The AI Attack Assistant adds a second workflow for detection engineering drills. It can generate source-shaped telemetry for selected TTPs, actor-oriented stories, or Challenge Me scenarios. Complicated mode builds longer coherent kill chains across web, WAF, DNS, proxy, firewall, Windows Security, Sysmon, and EDR-style sources. The generated attack-chain graph shows phase order, technique, event source, event format, event count, and detection purpose.
Use this module to answer:
- Which ATT&CK behaviors already have runnable validation scenarios?
- Does the lab target emit the telemetry needed by the detection rule?
- Can the SIEM parser ingest raw web, auth, endpoint, WAF, and source-shaped events correctly?
- Does correlation logic detect a coherent attack chain rather than one atomic indicator?
- Which assumptions and validation gaps must an analyst document before marking coverage as passed?
See the dedicated Attack Simulation guide for the full workflow, safety model, log locations, SIEM forwarding modes, AI assistant behavior, and scenario catalog.
Representative screenshots:
| Workflow | Screenshot |
|---|---|
| TTP-first simulation matrix | ![]() |
| Per-TTP configuration | ![]() |
| SIEM forwarding controls | ![]() |
| AI scenario library | ![]() |
| Attack-chain graph | ![]() |
| Explain attack panel | ![]() |
| Real-time logs | ![]() |
| SIEM destination history | ![]() |
The malware workflow has its own detailed documentation:
- Malware Analysis Guide
- Malware Analysis Module
- Malware Analysis Architecture
- v4 Malware Analysis release article draft
Representative screenshots:
| Workflow | Screenshot |
|---|---|
| Malware Analysis dashboard | ![]() |
| Hash-check feed results | ![]() |
| String Analyzer smart IOC/TTP leads | ![]() |
| Unpacker packed sample | ![]() |
| Debugger CPU view | ![]() |
| Dynamic function workflow | ![]() |
- Public demos are for exploration only. Do not upload private reports, client data, or malware samples to shared public instances.

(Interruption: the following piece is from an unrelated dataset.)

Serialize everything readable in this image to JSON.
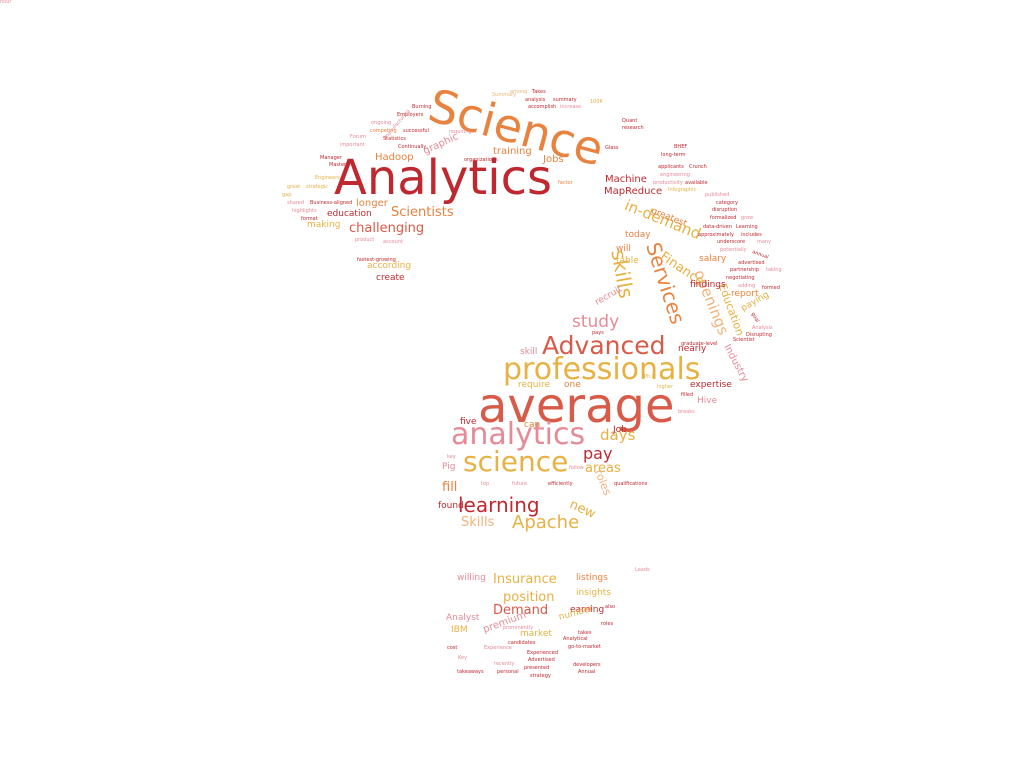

- Docker/self-hosted mode is the private workflow for configured LLM providers, local LLM gateways, private reports, local IOC feeds, and malware-analysis labs.
- ATT&CK mapping, actor overlap, IOC enrichment, generated detections, and malware-analysis output are evidence organization aids. They are not final attribution, detection, or verdict decisions.
- Dynamic malware analysis is disabled by default and must run only in an explicitly isolated disposable runtime profile.